Oh, and the IRS has no authority to go after someone’s assets or wages in order to collect the penalty.  It only has the authority to deduct the penalty from a person’s tax refund at year’s end.  It won’t take long for people to figure out how to fix that problem by trying to ensure they have only enough withheld to meet their tax obligation.  Those who are uninsured and successful at hitting the tax mark will face no effective penalty.

But just because millions of Americans refuse to get ObamaCare-qualified coverage doesn’t mean they will be uninsured.  There are policies available now that would work very well for the ObamaCare avoiders.

Some of these policies are built on a life insurance platform rather than health insurance — which, incidentally, means they are outside ObamaCare’s long arm of regulatory control.

The customer buys a life insurance policy that pays up to $250,000 upon death, which I believe is the current maximum available for this kind of policy.

Along with life insurance coverage the policy includes what’s called a “critical illness” component.  If the policyholder needs, say, surgery, the insurer writes the policyholder a check based on a schedule.  Let’s say, for example, it’s $10,000.

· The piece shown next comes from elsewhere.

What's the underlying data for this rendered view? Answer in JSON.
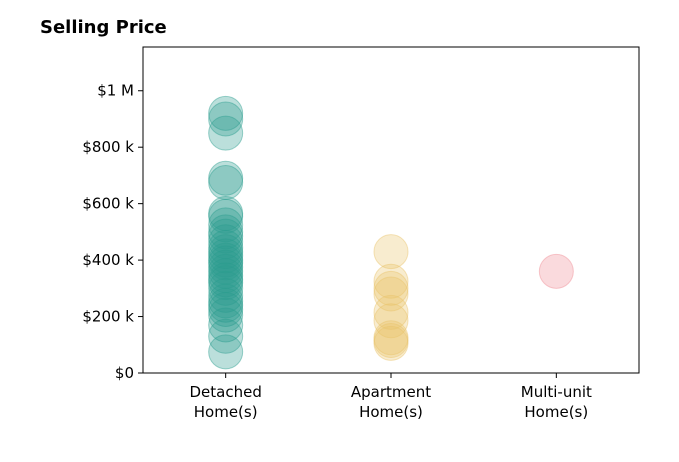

The policyholder has $10,000 in hand to pay for the medical care — or, frankly, anything else since the money belongs to the insured — but the value of his life insurance benefit is reduced by the same amount, to $240,000.  Thus the critical illness component simply accelerates the benefit payout.

One existing policy pays 100 percent for heart attack, stroke, life-threatening cancer, major organ transplant, kidney failure, Alzheimer’s and paralysis, among other medical conditions.

The policyholder could also be part of a provider network that provides a discounted rate for the care — one of the most important current benefits of having health insurance.

How much would such a policy cost?  For one company, a 30-year-old male would pay $1,438 a year, and for a 50-year-old male it’s $3,234.

And remember, this isn’t just health coverage.  In the event of a tragic accident or illness, whatever is left of the benefit goes to the estate upon death.

If ObamaCare proves to be the train wreck that Democratic Senator Max Baucus fears — who, incidentally, is largely responsible for its current structure — then millions of Americans from all income categories may decide to opt out.  Many will still want something, at least until they get a major medical condition whereupon they can then go back into ObamaCare coverage.  And they can still keep their life insurance policy along with its critical illness benefits.  Good times!

And if the demand were large enough, other insurance companies would begin offering a range of similar policies in an effort to meet consumer demand — something health insurers operating under ObamaCare won’t be able to do because of the heavy hand of federal regulation.

See, that’s the amazing thing about markets.  They try to meet the needs of consumers rather than the wants and political aspirations of politicians.  And sometimes they can even undermine those political aspirations.